Sunday, March 27, 2011

Day 25 of 365

I never liked caramel apples. They are sticky, and messy, and hard to eat.

But a couple years ago I discovered Rocky Mountain Chocolate Factory's caramel apples. Caramel-chocolate-Butterfinger caramel apples, actually. The flavors were great, but the best part was they cut the apple for me. No more sticky, messy, hard to eat caramel apple.

I like replicating foods I've eaten elsewhere. In fact, I own the Top Secret Recipes books of cloned recipes from places such as Outback, Chilis, Cheesecake Factory, IHOP, Taco Bell, etc. Several of the recipes I use again and again. And the IHOP pancake recipe is my only go-to pancake recipe anymore. My thought is, why go out when you can make it cheaper at home?

So my latest attempt at a recipe was recreating the Rocky Mountain Chocolate Factory's caramel-chocolate-Butterfinger apple. I wasn't able to find it in my Top Secret books or on the internet, so I tackled it myself.

I used Golden Delicious apples and had some leftover Wilton chocolate and white chocolate candy melts left over from Valentine's Day. I picked up a bag of caramels and a king size Butterfinger.

I scrubbed the apples well to get the wax off of them. I dried them, put popsicle sticks into them, and put the apples in the fridge for 10-15 minutes. In the meantime, I combined the caramels and 2 tablespoons of water in a pot over medium heat. I cooked until completely melted, stirring almost constantly.

When the caramels were melted, I dipped the apples into the caramel, almost completely covering them to the top. I put the caramel covered apples onto a heavily buttered plate to cool, and back in the fridge they went for another 15 minutes. I melted the chocolate candy melts (you could use a bag of white chocolate chips) in the microwave, stirring every 30 seconds or so. I then dipped the cooled apples into melted white chocolate, then rolled them in crushed Butterfinger. Back in the fridge again.

I did a different batch, too. I did a chocolate/white chocolate one. That one I dipped in melted caramel, cooled the apple in the fridge, dipped in white chocolate, cooled it in the fridge, and dipped it in milk chocolate candy pieces ( you could use a bag of chocolate chips here too), and cooled it in the fridge.

They looked almost too good to eat.

I let them sit at room temperature for a bit, then  used a knife to cut straight alongside the stick on both sides. I then cut the halves into smaller, more manageable slices. Yummy!

While I didn't have an "official" recipe, I'm happy with the way they turned out and they were just as good as the expensive ones at the chocolate shop.

If you like replicating recipes, I can highly recommend the Top Secret Recipes line of books (even though my apples weren't found in the books).

Saturday, March 26, 2011

Day 24 of 365

I'm a bit obsessed about our power bill. We run all electricity, no gas (our city doesn't even offer gas), so everything - lights, TV, water heater, stove, dryer - all wind up on our power bill. I'm so obsessive about keeping control over our power output that I've been tracking our average daily kilowatt since 2005.
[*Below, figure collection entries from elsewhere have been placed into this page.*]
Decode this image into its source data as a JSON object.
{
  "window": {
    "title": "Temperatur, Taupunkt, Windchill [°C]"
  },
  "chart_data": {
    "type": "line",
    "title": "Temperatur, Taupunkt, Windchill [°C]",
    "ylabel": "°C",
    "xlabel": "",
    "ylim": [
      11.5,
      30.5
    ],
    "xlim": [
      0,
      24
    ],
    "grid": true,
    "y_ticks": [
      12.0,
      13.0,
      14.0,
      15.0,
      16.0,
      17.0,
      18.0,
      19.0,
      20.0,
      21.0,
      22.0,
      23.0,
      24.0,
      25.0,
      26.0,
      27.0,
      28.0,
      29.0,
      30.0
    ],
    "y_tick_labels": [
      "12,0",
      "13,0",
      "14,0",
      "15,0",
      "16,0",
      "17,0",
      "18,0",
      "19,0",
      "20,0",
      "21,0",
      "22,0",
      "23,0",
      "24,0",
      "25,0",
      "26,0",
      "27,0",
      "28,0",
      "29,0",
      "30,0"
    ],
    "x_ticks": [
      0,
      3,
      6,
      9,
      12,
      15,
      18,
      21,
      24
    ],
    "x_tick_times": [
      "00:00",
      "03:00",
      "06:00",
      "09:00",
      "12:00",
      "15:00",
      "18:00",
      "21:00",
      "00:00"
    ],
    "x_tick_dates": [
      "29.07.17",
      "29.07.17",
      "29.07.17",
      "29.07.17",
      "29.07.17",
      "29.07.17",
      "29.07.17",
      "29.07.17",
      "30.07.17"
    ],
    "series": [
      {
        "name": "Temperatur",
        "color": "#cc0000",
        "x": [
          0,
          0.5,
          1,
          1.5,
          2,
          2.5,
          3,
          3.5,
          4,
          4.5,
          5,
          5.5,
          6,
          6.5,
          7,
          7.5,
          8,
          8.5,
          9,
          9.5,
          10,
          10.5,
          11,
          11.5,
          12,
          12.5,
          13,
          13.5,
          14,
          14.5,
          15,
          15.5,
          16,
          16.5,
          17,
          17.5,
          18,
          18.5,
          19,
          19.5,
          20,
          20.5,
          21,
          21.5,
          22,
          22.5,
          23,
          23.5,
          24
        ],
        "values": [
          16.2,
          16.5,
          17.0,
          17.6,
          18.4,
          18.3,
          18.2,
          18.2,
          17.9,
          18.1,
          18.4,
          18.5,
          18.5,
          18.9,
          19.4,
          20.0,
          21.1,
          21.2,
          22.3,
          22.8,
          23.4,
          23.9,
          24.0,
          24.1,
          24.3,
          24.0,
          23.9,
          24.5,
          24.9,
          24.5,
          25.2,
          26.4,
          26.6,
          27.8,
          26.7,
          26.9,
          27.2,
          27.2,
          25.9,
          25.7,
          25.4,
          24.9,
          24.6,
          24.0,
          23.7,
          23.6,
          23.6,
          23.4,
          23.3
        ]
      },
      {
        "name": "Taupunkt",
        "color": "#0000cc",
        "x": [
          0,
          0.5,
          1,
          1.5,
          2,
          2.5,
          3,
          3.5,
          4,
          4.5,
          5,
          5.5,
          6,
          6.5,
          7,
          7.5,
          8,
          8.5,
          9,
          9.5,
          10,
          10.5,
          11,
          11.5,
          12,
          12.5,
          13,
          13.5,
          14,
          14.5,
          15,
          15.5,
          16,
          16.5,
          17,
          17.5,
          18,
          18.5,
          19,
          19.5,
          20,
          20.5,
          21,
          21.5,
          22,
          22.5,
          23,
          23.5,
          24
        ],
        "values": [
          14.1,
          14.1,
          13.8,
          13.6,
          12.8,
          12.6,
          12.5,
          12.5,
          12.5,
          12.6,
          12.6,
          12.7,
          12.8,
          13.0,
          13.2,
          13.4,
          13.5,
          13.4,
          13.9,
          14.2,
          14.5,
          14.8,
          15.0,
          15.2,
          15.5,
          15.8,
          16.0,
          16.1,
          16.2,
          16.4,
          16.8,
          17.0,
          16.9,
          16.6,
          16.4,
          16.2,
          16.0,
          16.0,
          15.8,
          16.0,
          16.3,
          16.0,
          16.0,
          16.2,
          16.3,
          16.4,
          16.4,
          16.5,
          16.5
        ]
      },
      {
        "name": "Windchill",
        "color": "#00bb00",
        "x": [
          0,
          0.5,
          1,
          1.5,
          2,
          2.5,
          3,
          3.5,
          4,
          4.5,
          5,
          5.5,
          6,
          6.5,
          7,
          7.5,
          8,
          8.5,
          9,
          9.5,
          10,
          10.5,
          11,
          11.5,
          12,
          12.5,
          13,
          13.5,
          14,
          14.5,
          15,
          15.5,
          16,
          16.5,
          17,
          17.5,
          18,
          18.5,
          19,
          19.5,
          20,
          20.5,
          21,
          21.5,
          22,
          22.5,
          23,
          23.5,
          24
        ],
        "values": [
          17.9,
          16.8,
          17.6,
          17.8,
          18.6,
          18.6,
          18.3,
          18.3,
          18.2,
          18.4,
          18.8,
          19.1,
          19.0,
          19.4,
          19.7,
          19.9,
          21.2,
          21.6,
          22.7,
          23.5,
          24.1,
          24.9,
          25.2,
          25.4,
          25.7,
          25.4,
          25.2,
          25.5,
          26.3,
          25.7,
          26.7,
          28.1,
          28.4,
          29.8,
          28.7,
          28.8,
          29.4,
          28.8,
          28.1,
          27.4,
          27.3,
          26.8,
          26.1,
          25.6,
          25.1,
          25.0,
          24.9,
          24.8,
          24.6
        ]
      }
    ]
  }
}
Our Idaho Power bill's monthly statement includes a chart of average kilowatt per day for every month for the prior year. It compares the current month to the same month the year before. I've been taking it a step further, though. Back in 2005  I started tracking the number each month and inputting it into a spreadsheet. Then when 2006 rolled around, I plugged that number into the spreadsheet and had the formula tally the difference between the two months average daily use. Sometimes it was higher, sometimes it was lower. Every year after that I've continued to plug numbers in. I can see at a glance which months we use more or less, and have formulas in to give us 6 year totals of ups and downs.

The reason I track it so closely is purely financial. We have "level pay", so our bill is the same amount every month no matter what power was really used during the month. But the power company does audits of the level pay and readjusts it if you used too much or paid too much. So I like to see that readjustment number go down. There's nothing worse than a higher readjustment - especially with my income gone.

When a month is higher than the year before, I make sure we watch our use. When I see a month we've been higher a couple years running (like September), we watch our use even more. Since we've been working on lowering each month's daily average for the last six years, now it's becoming quite a challenge to see a month show up lower.

Again, I'm not really a "green" person so I'm not doing the kilowatt tracking for environmental reasons. But I started thinking about what life would be like living "off the grid", without electricity. At one point in my life, I was considering moving in that direction. I remember as a teenager visiting a home in Northern California with some folks who built their own house out of logs that they cut from their land. They grew their own food (even made their own cheese) and raised chickens and goats. They had no indoor plumbing and no electricity.

I wonder what it would be like to create your own power. I've heard of people putting in solar panels, but how could wind power play into creating electricity? When we did our cross country traveling we saw many old farmhouses with windmills. When we were driving back from our little Spring Break getaway today we also saw a couple of wind farms off the freeway. Just how feasible would it be to produce your own wind power nowadays?

It's surprising how just one picture can get my mind wandering.